Lipez continued: "Metropolitan argues that, even if the bodily injury definition does not preclude coverage for all of the abuse alleged in the complaint, the policy elsewhere excludes coverage for any type of abuse inflicted by any person. However, the provision on which Metropolitan relies -- the abuse exclusion -- reasonably may be read to preclude coverage only for abuse inflicted or directed by an insured rather than by any individual. Although the first sentence of the provision is written in general terms, the second sentence may be understood to limit the exclusion to such individuals."
On review, the panel felt this provision is at best ambiguous, and given that ambiguity, it said it had to adopt a reading most favorable to the insured.
"Hence, for the purposes of the duty to defend, we treat the conduct of a non-insured individual as outside the score of the abuse exclusion," Lipez wrote.

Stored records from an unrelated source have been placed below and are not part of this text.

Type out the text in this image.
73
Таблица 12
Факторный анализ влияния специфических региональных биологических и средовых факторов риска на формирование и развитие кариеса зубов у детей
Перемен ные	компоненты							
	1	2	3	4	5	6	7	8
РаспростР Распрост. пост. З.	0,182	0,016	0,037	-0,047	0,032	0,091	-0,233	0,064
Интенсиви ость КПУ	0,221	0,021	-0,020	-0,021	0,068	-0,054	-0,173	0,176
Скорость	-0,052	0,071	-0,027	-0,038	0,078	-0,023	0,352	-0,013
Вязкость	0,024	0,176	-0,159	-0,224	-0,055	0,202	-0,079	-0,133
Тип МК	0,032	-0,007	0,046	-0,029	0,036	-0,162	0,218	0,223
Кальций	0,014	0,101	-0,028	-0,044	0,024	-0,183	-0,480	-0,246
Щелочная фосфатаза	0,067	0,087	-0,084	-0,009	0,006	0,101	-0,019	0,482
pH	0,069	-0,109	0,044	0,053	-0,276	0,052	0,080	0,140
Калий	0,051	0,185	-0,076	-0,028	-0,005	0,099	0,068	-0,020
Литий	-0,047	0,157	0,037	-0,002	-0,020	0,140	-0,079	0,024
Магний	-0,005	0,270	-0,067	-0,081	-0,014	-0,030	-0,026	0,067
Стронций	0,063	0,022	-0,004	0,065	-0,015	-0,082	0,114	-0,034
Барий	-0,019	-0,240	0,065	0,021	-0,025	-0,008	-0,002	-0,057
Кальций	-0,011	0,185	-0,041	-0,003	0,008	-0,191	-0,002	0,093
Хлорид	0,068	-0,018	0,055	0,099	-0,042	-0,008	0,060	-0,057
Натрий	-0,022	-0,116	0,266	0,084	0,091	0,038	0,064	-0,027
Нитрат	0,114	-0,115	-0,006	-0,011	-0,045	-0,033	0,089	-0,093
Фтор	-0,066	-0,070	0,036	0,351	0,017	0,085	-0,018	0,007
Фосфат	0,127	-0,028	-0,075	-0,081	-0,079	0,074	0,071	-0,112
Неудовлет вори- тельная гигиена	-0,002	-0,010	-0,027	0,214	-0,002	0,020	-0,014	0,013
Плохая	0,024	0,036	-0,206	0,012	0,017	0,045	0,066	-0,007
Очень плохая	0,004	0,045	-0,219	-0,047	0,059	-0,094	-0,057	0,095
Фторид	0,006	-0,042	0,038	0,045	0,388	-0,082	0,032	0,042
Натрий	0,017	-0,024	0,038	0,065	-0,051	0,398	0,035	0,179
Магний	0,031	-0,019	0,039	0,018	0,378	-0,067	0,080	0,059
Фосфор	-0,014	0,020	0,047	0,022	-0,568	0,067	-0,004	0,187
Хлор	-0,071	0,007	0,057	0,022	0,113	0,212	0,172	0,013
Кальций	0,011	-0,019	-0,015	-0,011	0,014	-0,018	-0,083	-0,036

Finally, the panel turned to the question of whether the allegations in the complaint allow the possibility that the accused perpetrator, Glynis McCormack's ward, is a non-insured.
Here, Lipez said the underlying complain clearly establishes that the alleged abuser was a minor ward of McCormack, but that he, like his victim, only stayed "temporarily, though repeatedly" at McCormack's home.
"Given that inference, the youth would be a non-insured whose conduct would be outside the abuse exclusion under the reading of the policy we have described above," Lipez wrote. "The same rationale -- i.e., that the perpetrator might not be a covered individual under the policy -- also potentially places his conduct outside the policy exclusion for intentional acts. That provision also applies only to an insured.
"In sum, the complain allows inferences that McCormack's ward was not a resident of her household and alleges that he inflicted physical, non-sexual abuse on the younger boy. Under those facts, her policy would cover the resulting harm," Lipez wrote.